Marine Le Pen a décidé de se présenter à l’élection présidentielle de 2027 et a choisi de se pourvoir en cassation. Cette annonce suscite des réactions variées parmi les personnalités politiques d’Indre-et-Loire.
Condamnée à une peine d'un an de prison fermes, Marine Le Pen a fait l'annonce de sa candidature lors du journal de 20 Heures sur TF1 le mardi 7 juillet 2026. La Nouvelle République a interrogé plusieurs élus d’Indre-et-Loire afin de recueillir leurs avis sur ce choix.
Laurent Baumel, député PS de la 4e circonscription d’Indre-et-Loire a commenté : « Elle a le droit de se présenter et nous la combattrons, elle et ses idées. Ce sera comme avec Jordan Bardella, un profil différent mais avec des visions similaires. Je ne me prononcerai pas sur qui est mieux entre ces deux candidats. En ce qui concerne la décision de justice, je préfère ne pas m'y engager. »

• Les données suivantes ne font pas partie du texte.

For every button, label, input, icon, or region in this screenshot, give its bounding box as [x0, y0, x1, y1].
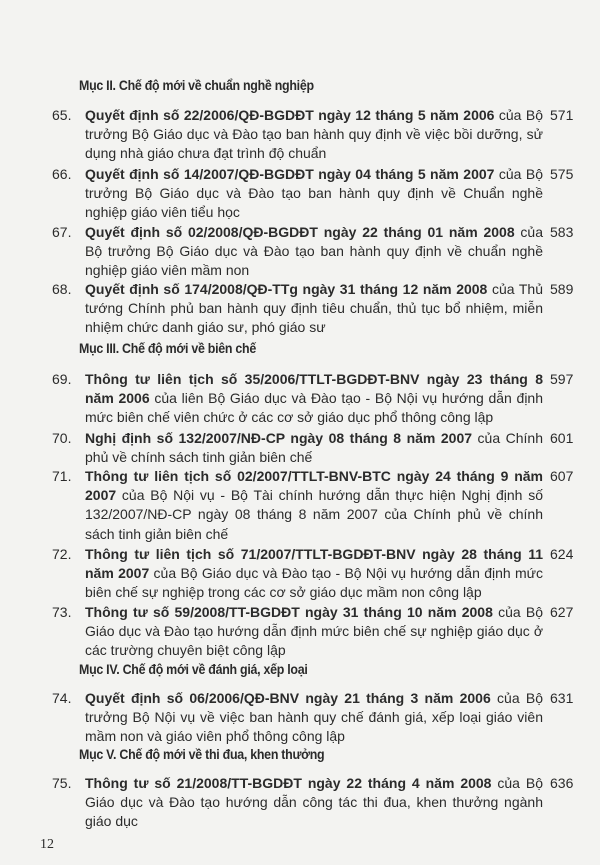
entry-page-number: 627 [550, 604, 574, 620]
entry-title: Nghị định số 132/2007/NĐ-CP ngày 08 tháng 8 năm 2007 [85, 430, 473, 446]
entry-number: 66. [52, 166, 72, 182]
entry-text [85, 280, 543, 338]
entry-title: Quyết định số 02/2008/QĐ-BGDĐT ngày 22 tháng 01 năm 2008 [85, 224, 515, 240]
entry-title: Quyết định số 14/2007/QĐ-BGDĐT ngày 04 tháng 5 năm 2007 [85, 166, 495, 182]
entry-text [85, 165, 543, 223]
entry-number: 68. [52, 281, 72, 297]
entry-text [85, 774, 543, 832]
entry-number: 67. [52, 224, 72, 240]
entry-number: 75. [52, 775, 72, 791]
entry-description: của Bộ Giáo dục và Đào tạo hướng dẫn định mức biên chế sự nghiệp giáo dục ở các trường chuyên biệt công lập [85, 604, 543, 659]
entry-number: 74. [52, 690, 72, 706]
entry-title: Quyết định số 174/2008/QĐ-TTg ngày 31 tháng 12 năm 2008 [85, 281, 488, 297]
entry-page-number: 607 [550, 468, 574, 484]
entry-number: 72. [52, 546, 72, 562]
entry-description: của Bộ Giáo dục và Đào tạo hướng dẫn công tác thi đua, khen thưởng ngành giáo dục [85, 775, 543, 830]
entry-page-number: 636 [550, 775, 574, 791]
entry-number: 71. [52, 468, 72, 484]
entry-page-number: 589 [550, 281, 574, 297]
entry-text [85, 106, 543, 164]
entry-title: Quyết định số 06/2006/QĐ-BNV ngày 21 tháng 3 năm 2006 [85, 690, 491, 706]
entry-page-number: 624 [550, 546, 574, 562]
entry-description: của Bộ Giáo dục và Đào tạo - Bộ Nội vụ hướng dẫn định mức biên chế sự nghiệp trong các cơ sở giáo dục mầm non công lập [85, 565, 544, 601]
entry-description: của Bộ trưởng Bộ Giáo dục và Đào tạo ban hành quy định về Chuẩn nghề nghiệp giáo viên tiểu học [85, 166, 543, 221]
entry-text [85, 370, 543, 428]
entry-description: của Chính phủ về chính sách tinh giản biên chế [85, 430, 544, 466]
section-title-muc-v: Mục V. Chế độ mới về thi đua, khen thưởng [79, 747, 325, 762]
entry-description: của Bộ trưởng Bộ Nội vụ về việc ban hành quy chế đánh giá, xếp loại giáo viên mầm non và giáo viên phổ thông công lập [85, 690, 543, 745]
entry-title: Thông tư liên tịch số 35/2006/TTLT-BGDĐT-BNV ngày 23 tháng 8 năm 2006 [85, 371, 543, 407]
entry-description: của Bộ Nội vụ - Bộ Tài chính hướng dẫn thực hiện Nghị định số 132/2007/NĐ-CP ngày 08 tháng 8 năm 2007 của Chính phủ về chính sách tinh giản biên chế [85, 487, 543, 542]
entry-number: 70. [52, 430, 72, 446]
entry-title: Quyết định số 22/2006/QĐ-BGDĐT ngày 12 tháng 5 năm 2006 [85, 107, 495, 123]
entry-page-number: 631 [550, 690, 574, 706]
entry-text [85, 545, 543, 603]
entry-title: Thông tư số 59/2008/TT-BGDĐT ngày 31 tháng 10 năm 2008 [85, 604, 493, 620]
entry-description: của Bộ trưởng Bộ Giáo dục và Đào tạo ban hành quy định về chuẩn nghề nghiệp giáo viên mầm non [85, 224, 543, 279]
entry-page-number: 571 [550, 107, 574, 123]
entry-page-number: 583 [550, 224, 574, 240]
section-title-muc-iii: Mục III. Chế độ mới về biên chế [79, 341, 256, 356]
entry-text [85, 689, 543, 747]
entry-description: của liên Bộ Giáo dục và Đào tạo - Bộ Nội vụ hướng dẫn định mức biên chế viên chức ở các cơ sở giáo dục phổ thông công lập [85, 390, 543, 426]
entry-title: Thông tư liên tịch số 71/2007/TTLT-BGDĐT-BNV ngày 28 tháng 11 năm 2007 [85, 546, 543, 582]
entry-text [85, 223, 543, 281]
entry-description: của Thủ tướng Chính phủ ban hành quy định tiêu chuẩn, thủ tục bổ nhiệm, miễn nhiệm chức danh giáo sư, phó giáo sư [85, 281, 543, 336]
page-number: 12 [40, 837, 54, 852]
entry-text [85, 429, 543, 467]
entry-page-number: 601 [550, 430, 574, 446]
section-title-muc-ii: Mục II. Chế độ mới về chuẩn nghề nghiệp [79, 78, 314, 93]
entry-title: Thông tư số 21/2008/TT-BGDĐT ngày 22 tháng 4 năm 2008 [85, 775, 492, 791]
entry-number: 73. [52, 604, 72, 620]
entry-page-number: 597 [550, 371, 574, 387]
entry-title: Thông tư liên tịch số 02/2007/TTLT-BNV-BTC ngày 24 tháng 9 năm 2007 [85, 468, 543, 504]
entry-description: của Bộ trưởng Bộ Giáo dục và Đào tạo ban hành quy định về việc bồi dưỡng, sử dụng nhà giáo chưa đạt trình độ chuẩn [85, 107, 543, 162]
entry-text [85, 603, 543, 661]
entry-page-number: 575 [550, 166, 574, 182]
section-title-muc-iv: Mục IV. Chế độ mới về đánh giá, xếp loại [79, 662, 308, 677]
entry-text [85, 467, 543, 544]
entry-number: 69. [52, 371, 72, 387]
entry-number: 65. [52, 107, 72, 123]
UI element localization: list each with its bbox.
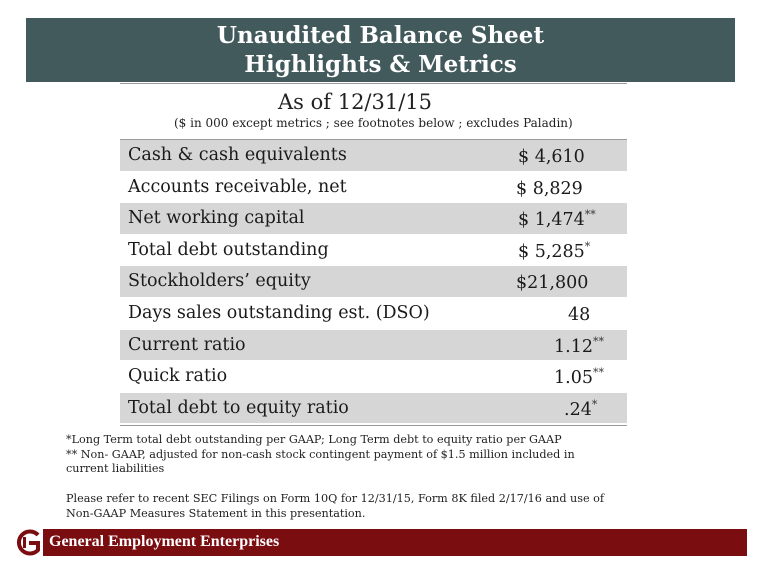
- divider-table-bottom: [120, 425, 627, 426]
- table-row: [120, 203, 627, 235]
- row-label: Total debt outstanding: [128, 239, 329, 260]
- row-value: 1.05**: [554, 366, 604, 388]
- ge-logo-icon: [13, 529, 43, 556]
- row-label: Accounts receivable, net: [128, 176, 347, 197]
- table-row: [120, 298, 627, 330]
- row-value: $ 8,829: [516, 178, 583, 199]
- units-note: ($ in 000 except metrics ; see footnotes below ; excludes Paladin): [174, 116, 573, 130]
- as-of-date: As of 12/31/15: [278, 90, 433, 114]
- sec-filings-note: Please refer to recent SEC Filings on Form 10Q for 12/31/15, Form 8K filed 2/17/16 and use of: [66, 492, 605, 505]
- row-value: $21,800: [516, 273, 589, 294]
- table-row: [120, 361, 627, 393]
- table-row: [120, 330, 627, 362]
- sec-filings-note-cont: Non-GAAP Measures Statement in this presentation.: [66, 507, 366, 520]
- table-row: [120, 140, 627, 172]
- row-label: Total debt to equity ratio: [128, 397, 349, 418]
- company-name: General Employment Enterprises: [49, 533, 280, 550]
- row-value: 48: [568, 304, 591, 325]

Daniel Labaronne, député macroniste de la 2e circonscription, a déclaré : « Qu'elle se présente ne change rien à sa condamnation. Nous évoluons dans un État de droit, et elle a le droit de se pourvoir en cassation. Toutefois, cette situation a divisé l'opinion publique – pour certains, elle est devenue une martyre, tandis que d'autres la perçoivent comme ayant abusé des fonds européens. Au final, ses supporters voteront pour elle, et son recours pourrait lui permettre de clamer son innocence, mais la tache sur son image persistera. »
Jean-Gérard Paumier, sénateur LR d’Indre-et-Loire, a souligné : « Je laisse la décision de la cour d’appel de côté et reconnais le droit de Marine Le Pen de se pourvoir en cassation. Cependant, il est impératif que les autres candidats à la présidentielle sachent que les solutions proposées par le RN ne répondent pas aux préoccupations actuelles du pays. »
Vincent Louault, sénateur Horizons d’Indre-et-Loire, a partagé : « Que Marine Le Pen ou son acolyte soient candidats est peu de chose pour moi. Je préfère me concentrer sur la fourniture de réponses adéquates à mes concitoyens, car nos faiblesses politiques renforcent le RN. »
François Lafourcade, conseiller départemental écologiste du canton de Tours 2, a livré son inquiétude : « C’est choquant. On a l'impression qu'elle se considère au-dessus des lois. Le RN a souvent exigé des élus qu'ils soient irréprochables, mais cela semble aller à l'encontre de cette exigence. J’aimerais qu’elle prenne l’initiative de démissionner de son mandat de députée européenne. »
Marie Quinton, adjointe au maire de Tours et membre de LFI, a déclaré : « Contradiction dans ses déclarations, Marine Le Pen se présente après avoir été condamnée. Toutefois, je rappelle que la véritable lutte contre l’extrême droite se joue lors des élections, pas dans les tribunaux. J’invite tout le monde à se mobiliser avec nous pour soutenir Jean-Luc Mélenchon en 2027. »
Contacté pour donner son avis, Joffrey Pointlane, délégué départemental du RN d’Indre-et-Loire, a choisi de ne pas s'exprimer, tout comme Nadège Arnault, présidente du conseil départemental, et Fabrice Boigard, président des Républicains (LR) de Touraine.